SMEPilot offers three execution modes: CPU-only (for low compute density/bandwidth-limited operations), SME-only (for high compute density tasks like large matrix multiplications), and collaborative (SME+CPU parallel execution). It uses the Roofline model to analyze each operator's arithmetic intensity, vectorization level, and data layout requirements to choose the optimal mode.

## Key Technical Optimizations in SMEPilot

1. **Tile-level task division**: In collaborative mode, split matrix workloads into tiles—SME handles regular blocks, CPU handles irregular parts for load balancing. 2. **Attention pipeline overlap**: SME processes matrix stages (Query-Key/Attention-Value matmuls) while CPU handles vector stages (Softmax, masking) in parallel. 3. **Layout state maintenance**: Tracks tensor layouts and reuses packed tensors to reduce conversion overhead.

## Experimental Results: Cross-Platform Performance Improvements

Tested on mobile, PC, server platforms with models like Llama-3.2-3B, Qwen3-4B, Qwen3-30BA3B. SMEPilot achieves up to **3.94x** end-to-end performance gain over baseline. The improvement is consistent across platforms and model scales, proving its generality.

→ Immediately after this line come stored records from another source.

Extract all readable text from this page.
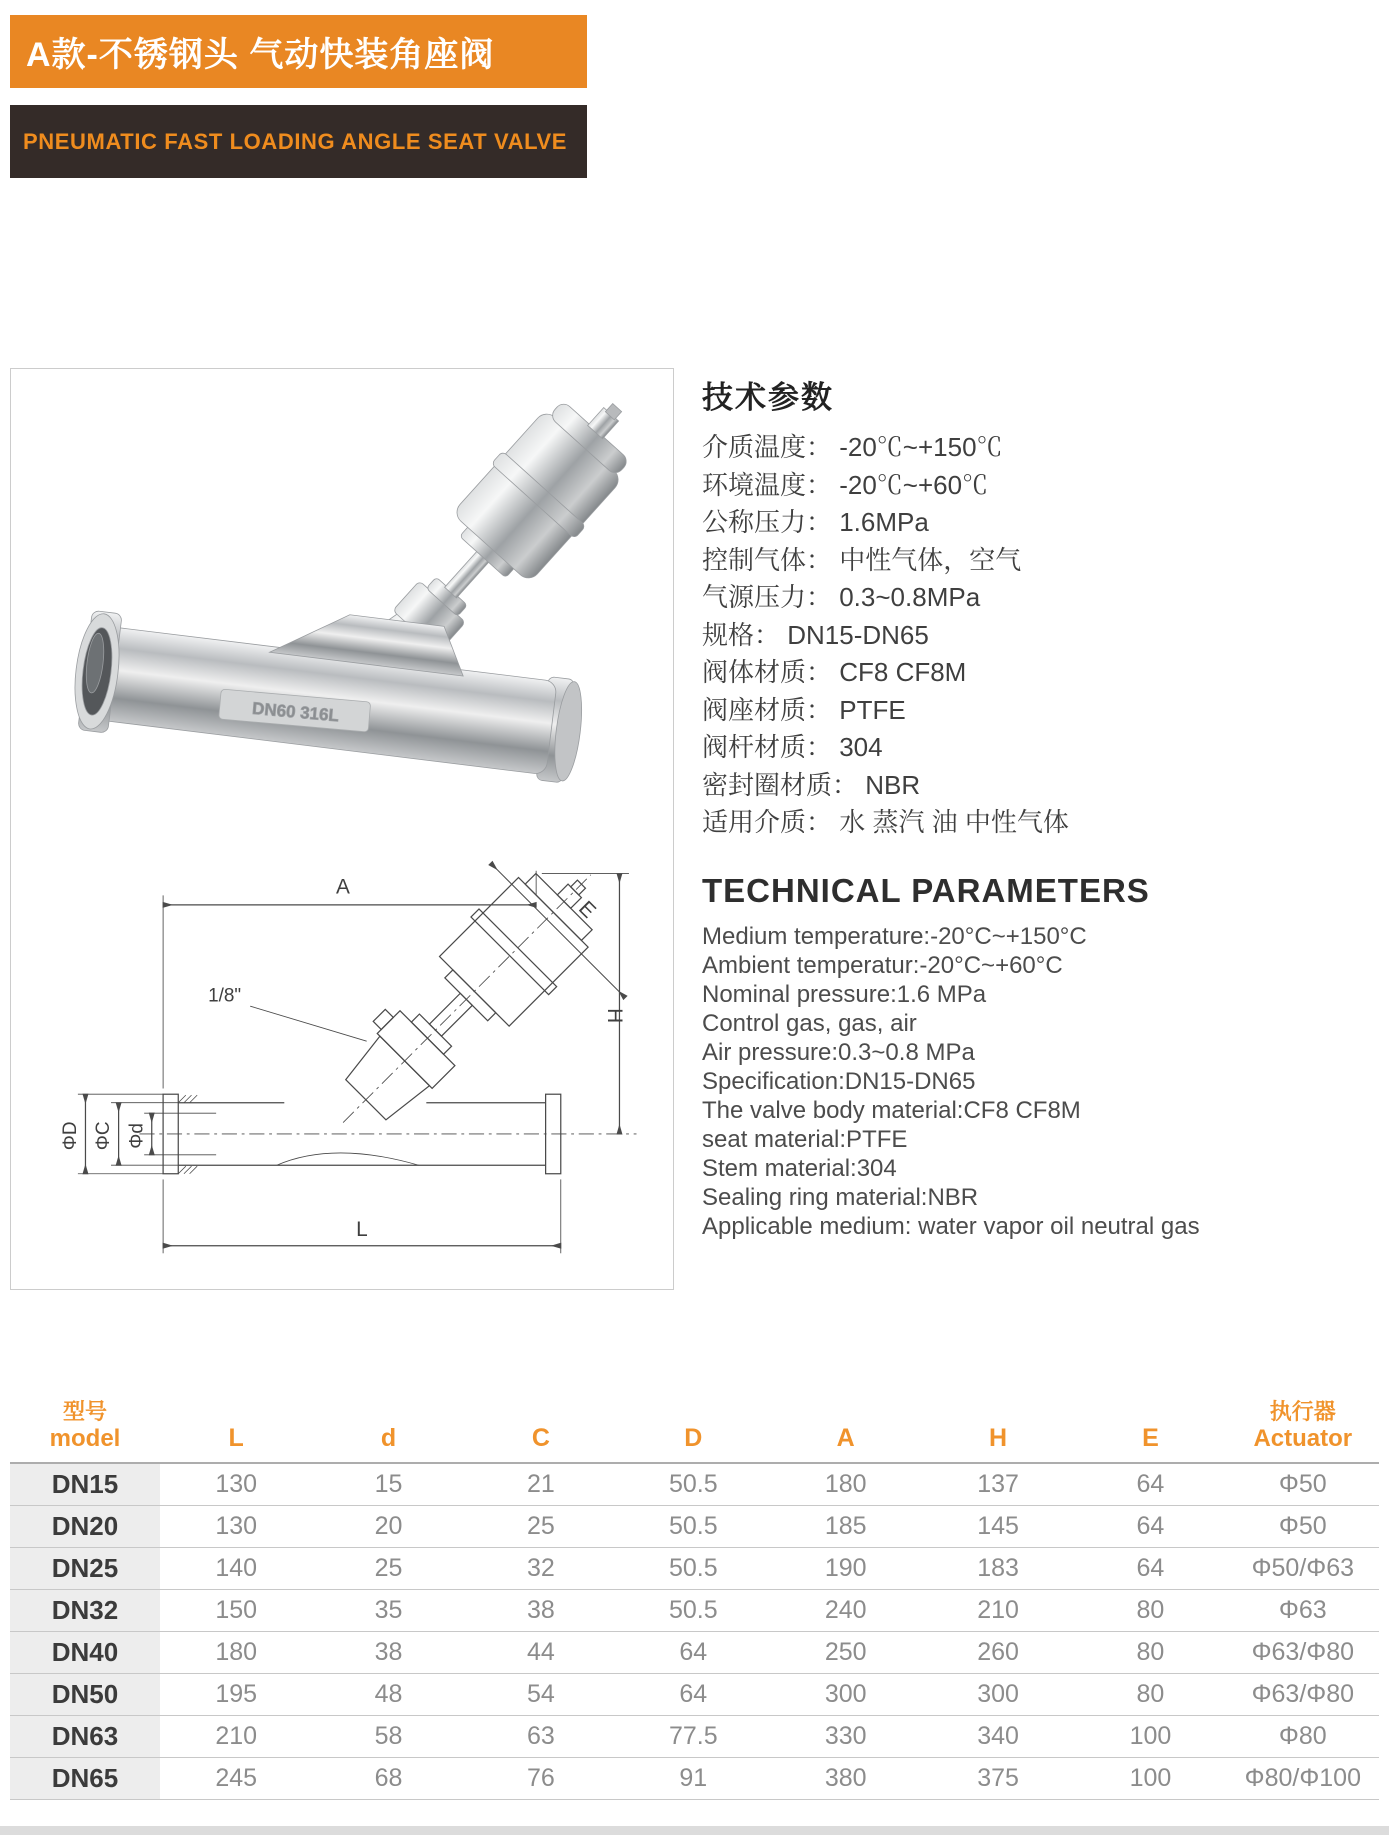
A款-不锈钢头 气动快装角座阀
PNEUMATIC FAST LOADING ANGLE SEAT VALVE
DN60 316L
A
E
H
L
ΦD ΦC Φd
1/8"
技术参数
介质温度： -20℃~+150℃
环境温度： -20℃~+60℃
公称压力： 1.6MPa
控制气体： 中性气体，空气
气源压力： 0.3~0.8MPa
规格： DN15-DN65
阀体材质： CF8 CF8M
阀座材质： PTFE
阀杆材质： 304
密封圈材质： NBR
适用介质： 水 蒸汽 油 中性气体
TECHNICAL PARAMETERS
Medium temperature:-20°C~+150°C
Ambient temperatur:-20°C~+60°C
Nominal pressure:1.6 MPa
Control gas, gas, air
Air pressure:0.3~0.8 MPa
Specification:DN15-DN65
The valve body material:CF8 CF8M
seat material:PTFE
Stem material:304
Sealing ring material:NBR
Applicable medium: water vapor oil neutral gas
型号
model	L	d	C	D	A	H	E	
执行器
Actuator

DN15	130	15	21	50.5	180	137	64	Φ50
DN20	130	20	25	50.5	185	145	64	Φ50
DN25	140	25	32	50.5	190	183	64	Φ50/Φ63
DN32	150	35	38	50.5	240	210	80	Φ63
DN40	180	38	44	64	250	260	80	Φ63/Φ80
DN50	195	48	54	64	300	300	80	Φ63/Φ80
DN63	210	58	63	77.5	330	340	100	Φ80
DN65	245	68	76	91	380	375	100	Φ80/Φ100
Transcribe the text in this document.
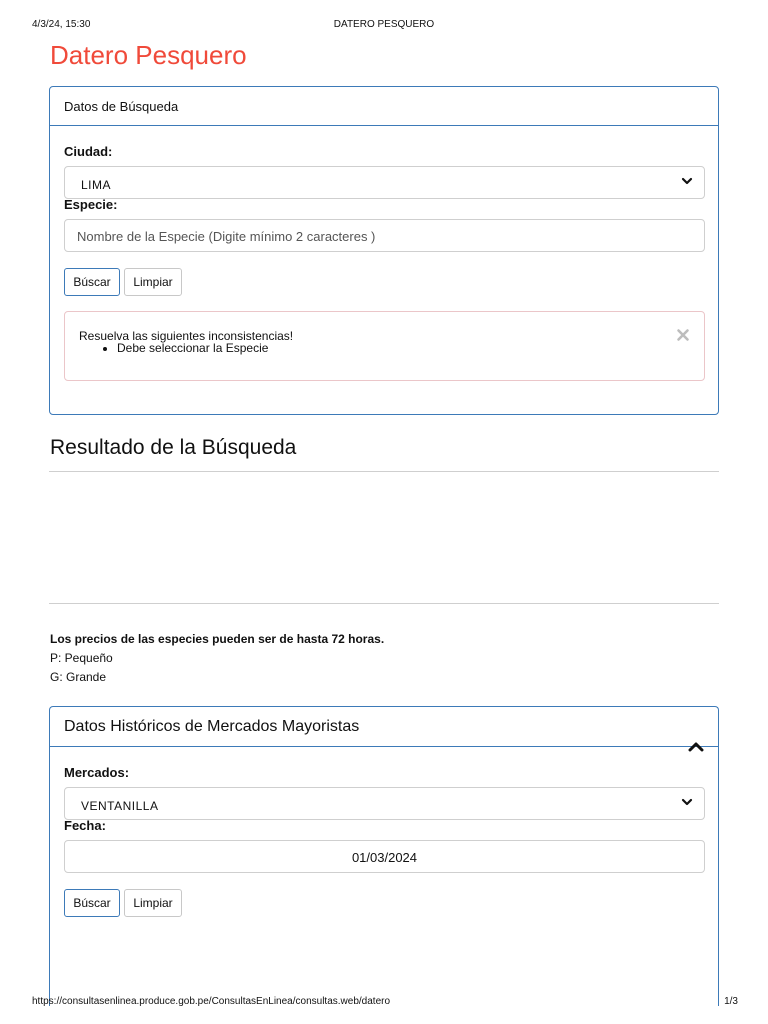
4/3/24, 15:30	DATERO PESQUERO
Datero Pesquero
Datos de Búsqueda
Ciudad:
LIMA
Especie:
Nombre de la Especie (Digite mínimo 2 caracteres )
Búscar	Limpiar
Resuelva las siguientes inconsistencias!
• Debe seleccionar la Especie
Resultado de la Búsqueda
Los precios de las especies pueden ser de hasta 72 horas.
P: Pequeño
G: Grande
Datos Históricos de Mercados Mayoristas
Mercados:
VENTANILLA
Fecha:
01/03/2024
Búscar	Limpiar
https://consultasenlinea.produce.gob.pe/ConsultasEnLinea/consultas.web/datero	1/3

## Technical Contributions & Conclusion

**Contributions**: 1. Systematic analysis of SME-enabled CPU performance for LLM inference. 2. Adaptive execution strategy for heterogeneous resources.3. Generalizable optimizations (tile division, pipeline overlap, layout maintenance). **Conclusion**: SMEPilot's intelligent strategy selection and optimizations unlock SME's potential, providing an efficient way to deploy LLMs on CPU platforms with up to 3.94x speedup.

## Limitations & Future Directions

**Limitations**:1. Current implementation is Arm SME-specific (needs adaptation for Intel AMX etc.).2. Strategy selection is offline (not runtime adaptive).3. Memory bandwidth bottlenecks limit SME's potential in some cases. **Future Directions**: Adapt to other matrix extensions, explore runtime adaptive strategies, combine with model compression to address bandwidth issues.